Prediction of thermoelectric-figure-of-merit based on autoencoder and light gradient boosting machine

Abstract

The evaluation of thermoelectric materials relies significantly on the thermoelectric figure of merit, ZT, which serves as a crucial parameter in assessing their properties. The accurate prediction of ZT values can be accomplished by utilizing machine learning models to learn material characteristics. However, factors such as the size of the dataset, model hyperparameters, and data quality can all impact the accuracy of machine learning. In contrast to previous research where high-dimensional features were simply discarded to transform them into low-dimensional ones, deep learning models such as autoencoder can extract more effective information. Therefore, in this article, the combination of autoencoders and the Light Gradient Boosting Machine (LightGBM) is employed to learn the chemical characteristics and ZT values of various materials.
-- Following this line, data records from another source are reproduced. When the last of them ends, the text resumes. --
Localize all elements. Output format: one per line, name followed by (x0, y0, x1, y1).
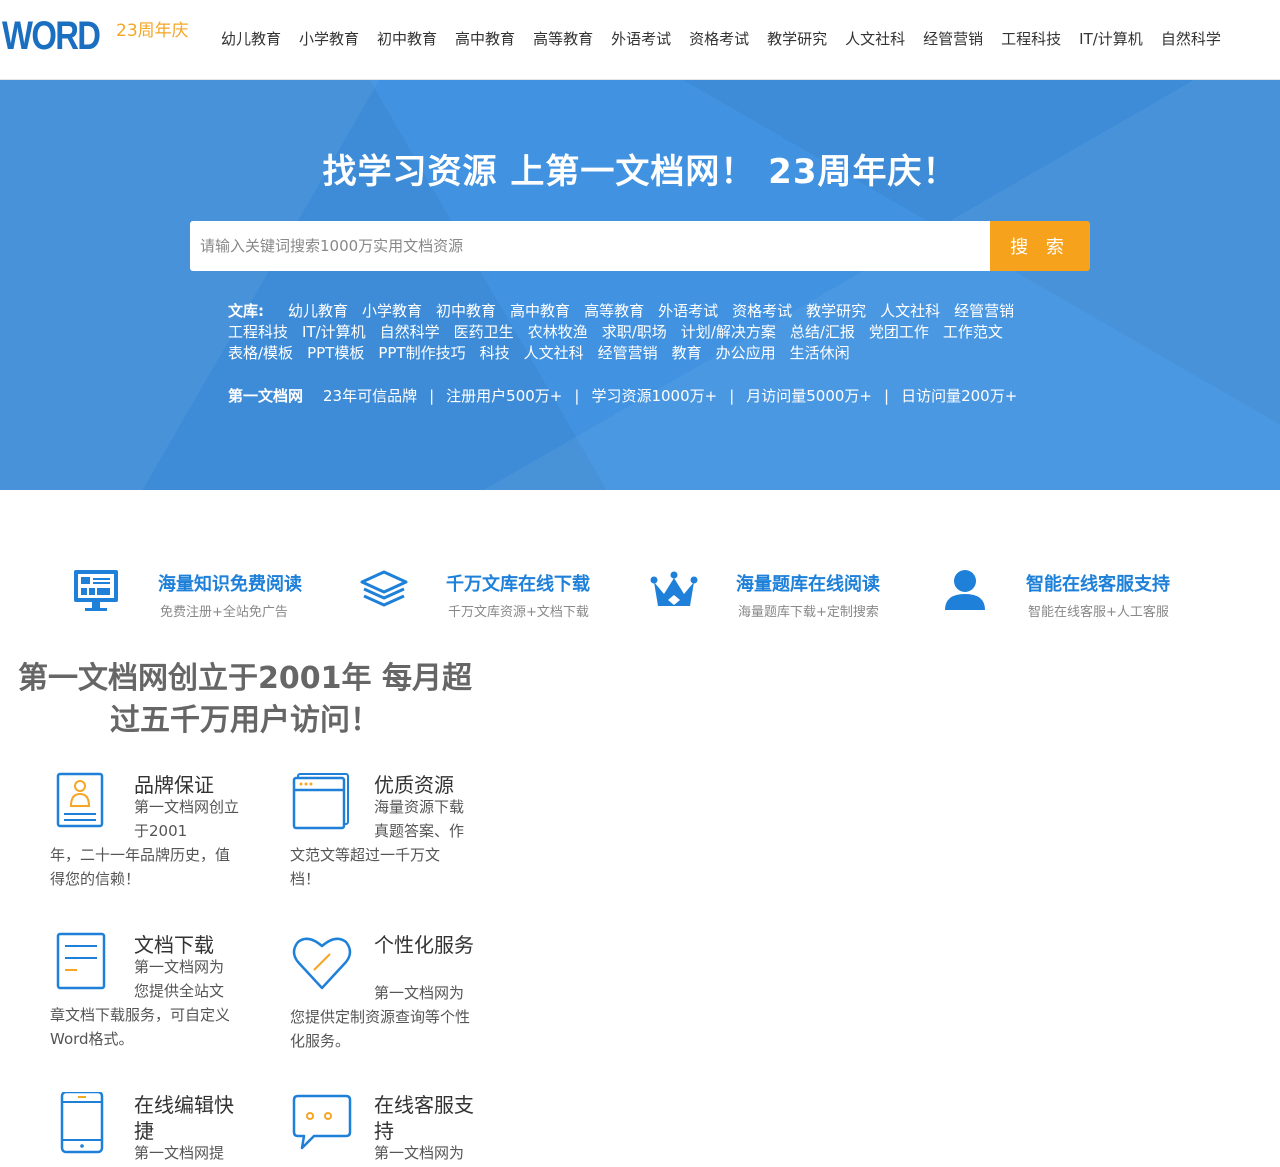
layers-icon (360, 570, 408, 607)
card-desc: 章文档下载服务，可自定义Word格式。 (50, 1006, 231, 1048)
category-link[interactable]: 人文社科 (880, 302, 940, 320)
document-icon (56, 932, 106, 990)
card-desc: 海量资源下载真题答案、作 (374, 798, 465, 840)
stat-item: 注册用户500万+ (446, 387, 563, 405)
category-link[interactable]: 总结/汇报 (790, 323, 855, 341)
chat-icon (292, 1094, 352, 1150)
category-link[interactable]: 计划/解决方案 (681, 323, 776, 341)
phone-icon (60, 1092, 104, 1154)
stat-item: 23年可信品牌 (323, 387, 418, 405)
category-link[interactable]: 自然科学 (380, 323, 440, 341)
nav-item-junior-high[interactable]: 初中教育 (368, 28, 446, 49)
feature-subtitle: 海量题库下载+定制搜索 (738, 605, 879, 620)
nav-item-teaching-research[interactable]: 教学研究 (758, 28, 836, 49)
user-icon (945, 570, 985, 610)
feature-subtitle: 免费注册+全站免广告 (160, 605, 288, 620)
stat-separator: | (729, 387, 735, 405)
site-stats: 第一文档网 23年可信品牌 | 注册用户500万+ | 学习资源1000万+ | 月访问量50… (228, 385, 1017, 406)
category-link[interactable]: 高中教育 (510, 302, 570, 320)
nav-item-preschool[interactable]: 幼儿教育 (212, 28, 290, 49)
nav-item-primary[interactable]: 小学教育 (290, 28, 368, 49)
card-title: 在线客服支持 (374, 1093, 474, 1143)
card-desc: 第一文档网提 (134, 1144, 225, 1162)
card-title: 个性化服务 (374, 933, 474, 957)
category-link[interactable]: 工程科技 (228, 323, 288, 341)
category-link[interactable]: 科技 (480, 344, 510, 362)
category-link[interactable]: 初中教育 (436, 302, 496, 320)
browser-icon (292, 773, 349, 830)
feature-title: 千万文库在线下载 (446, 574, 590, 595)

The reliability of the model was confirmed by achieving an R2 score of 0.94 during tenfold cross-validation. 130 000 materials were predicted and screened, the temperature dependence of the screened materials was studied in depth, and 13 materials with high ZT values were identified. Four of the 13 most promising candidates identified are existing thermoelectric materials, while nine are ideal candidates for future experimental studies and validation. This work utilizes autoencoders for extensive prediction and screening of promising materials, providing an effective approach for handling high-dimensional material data.